Major Japanese Airlines Moving Forward With PMAs

Credit: MRO Japan

Japan’s major airlines, All Nippon Airways (ANA) and Japan Airlines, have increased their use of PMA parts over the years, but there are still significant hurdles to PMA adoption by start-up Japanese carriers and by other Asian airlines, according to Takuma Otsuka, manager of sales and marketing at MRO Japan.

Otsuka spent several decades in parts procurement at ANA and was seconded to MRO Japan in 2015.

MRO Japan, a joint venture between ANA and the Japanese government, acquired a few new Japanese customers in the past and hopes to gain a non-Japanese customer in the coming year.

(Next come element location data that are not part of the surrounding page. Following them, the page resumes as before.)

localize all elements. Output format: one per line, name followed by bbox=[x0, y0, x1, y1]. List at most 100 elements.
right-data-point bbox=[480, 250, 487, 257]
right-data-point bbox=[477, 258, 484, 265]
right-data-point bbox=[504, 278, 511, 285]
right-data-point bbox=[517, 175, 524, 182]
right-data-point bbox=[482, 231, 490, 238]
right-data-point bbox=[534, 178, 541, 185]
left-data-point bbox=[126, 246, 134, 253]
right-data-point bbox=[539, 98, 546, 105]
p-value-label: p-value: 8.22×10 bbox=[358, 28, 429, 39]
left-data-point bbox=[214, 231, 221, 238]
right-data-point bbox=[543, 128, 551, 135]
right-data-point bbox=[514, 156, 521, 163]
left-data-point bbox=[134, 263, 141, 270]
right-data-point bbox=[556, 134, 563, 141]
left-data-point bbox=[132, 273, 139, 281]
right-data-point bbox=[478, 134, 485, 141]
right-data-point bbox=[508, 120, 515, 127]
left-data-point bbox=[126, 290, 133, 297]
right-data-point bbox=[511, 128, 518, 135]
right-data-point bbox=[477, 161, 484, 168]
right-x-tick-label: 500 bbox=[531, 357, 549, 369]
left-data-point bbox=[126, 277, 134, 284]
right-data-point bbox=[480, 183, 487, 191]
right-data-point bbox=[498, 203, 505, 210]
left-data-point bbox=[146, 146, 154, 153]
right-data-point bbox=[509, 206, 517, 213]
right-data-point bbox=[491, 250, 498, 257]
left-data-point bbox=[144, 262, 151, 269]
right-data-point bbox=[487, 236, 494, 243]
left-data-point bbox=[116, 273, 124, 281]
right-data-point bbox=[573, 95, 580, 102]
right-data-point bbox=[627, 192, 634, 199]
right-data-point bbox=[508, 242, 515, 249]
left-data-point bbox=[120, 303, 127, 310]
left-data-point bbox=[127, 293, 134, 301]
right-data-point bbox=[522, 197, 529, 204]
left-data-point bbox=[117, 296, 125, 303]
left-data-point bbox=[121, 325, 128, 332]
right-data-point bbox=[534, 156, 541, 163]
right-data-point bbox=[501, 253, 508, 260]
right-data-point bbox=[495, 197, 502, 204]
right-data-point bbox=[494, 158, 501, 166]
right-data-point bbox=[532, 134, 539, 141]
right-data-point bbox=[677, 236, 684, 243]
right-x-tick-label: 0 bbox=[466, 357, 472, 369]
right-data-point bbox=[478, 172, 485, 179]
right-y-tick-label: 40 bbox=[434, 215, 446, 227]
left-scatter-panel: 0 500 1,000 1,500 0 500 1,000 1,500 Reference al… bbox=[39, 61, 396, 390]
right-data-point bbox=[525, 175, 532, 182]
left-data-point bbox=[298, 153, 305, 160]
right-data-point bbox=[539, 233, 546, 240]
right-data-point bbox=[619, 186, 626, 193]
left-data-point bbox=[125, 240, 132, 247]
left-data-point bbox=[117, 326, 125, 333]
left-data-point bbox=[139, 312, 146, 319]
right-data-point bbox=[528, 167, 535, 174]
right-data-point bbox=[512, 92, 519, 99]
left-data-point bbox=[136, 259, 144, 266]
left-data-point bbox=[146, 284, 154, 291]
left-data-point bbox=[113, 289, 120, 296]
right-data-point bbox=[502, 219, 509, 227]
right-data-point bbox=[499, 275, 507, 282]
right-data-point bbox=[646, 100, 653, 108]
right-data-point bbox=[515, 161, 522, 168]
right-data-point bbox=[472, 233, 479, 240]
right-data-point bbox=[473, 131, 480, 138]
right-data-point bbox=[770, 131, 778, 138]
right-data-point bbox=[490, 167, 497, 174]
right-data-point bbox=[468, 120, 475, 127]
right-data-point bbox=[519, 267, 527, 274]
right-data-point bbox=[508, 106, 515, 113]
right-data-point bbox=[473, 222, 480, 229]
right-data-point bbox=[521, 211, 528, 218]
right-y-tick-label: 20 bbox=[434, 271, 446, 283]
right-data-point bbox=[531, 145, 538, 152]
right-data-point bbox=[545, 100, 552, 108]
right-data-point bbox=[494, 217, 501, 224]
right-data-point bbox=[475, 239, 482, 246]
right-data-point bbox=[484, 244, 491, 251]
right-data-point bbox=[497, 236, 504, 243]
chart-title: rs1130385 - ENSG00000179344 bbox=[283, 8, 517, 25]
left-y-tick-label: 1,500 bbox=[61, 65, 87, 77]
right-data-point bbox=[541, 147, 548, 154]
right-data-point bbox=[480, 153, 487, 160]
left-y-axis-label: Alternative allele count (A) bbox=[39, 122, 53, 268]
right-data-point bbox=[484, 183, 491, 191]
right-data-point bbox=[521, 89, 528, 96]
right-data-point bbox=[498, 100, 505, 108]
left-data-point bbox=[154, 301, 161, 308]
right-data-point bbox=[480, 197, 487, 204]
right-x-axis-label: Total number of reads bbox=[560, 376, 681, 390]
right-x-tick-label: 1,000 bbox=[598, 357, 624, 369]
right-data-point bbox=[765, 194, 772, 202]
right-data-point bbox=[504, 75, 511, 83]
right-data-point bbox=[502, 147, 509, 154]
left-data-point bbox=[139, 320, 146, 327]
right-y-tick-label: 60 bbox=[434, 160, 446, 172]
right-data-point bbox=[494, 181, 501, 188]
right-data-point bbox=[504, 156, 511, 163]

MRO Japan must, of course, follow the part policies of its customer airlines. Otsuka says ANA began using PMAs about 15 to 20 years ago, starting with small non-critical piece parts. The major carrier slowly expanded PMA use to include more important parts, but ANA had been reluctant to adopt PMAs for flight-critical parts, according to his experience at ANA.

The new Japanese low-cost carriers, on the other hand, have not so far made much use of PMAs. One reason is that these LCCs have kept their engineering departments as lean and efficient as possible to focus on regular engineering tasks from a technical perspective. “It doesn’t help to hire a big engineering department just to save $10,000 on one small part,” Otsuka notes.

Another reason for LCCs’ avoidance of PMAs is that most of their aircraft are leased and are expected to be returned at fixed dates in their original conditions. “There might be a big cost saving obtaining from PMA part options, but they will have to return the aircraft in original condition, paying considerable expense for PMA replacements,” Otsuka says.

As far as Otsuka has learned, China has a process for adopting PMAs similar to that of Japan. As in Japan, Chinese approvals of PMAs depend on each airline’s ability to assign engineers to evaluate PMAs. Like Japanese carriers, he thinks “the Chinese are a bit reluctant to use PMAs.”

Because the Chinese aviation market is so big, if China increases adoption of PMAs, this would lead to major changes in the part business.

Otsuka says PMA parts have generally been about 30% lower in price than OEM parts. But OEMs have recently used their financial strength to “get closer to operators” and limit PMA use. Nevertheless, he sees the competition between PMA and OEM parts and sometimes between different PMA providers as beneficial to airlines.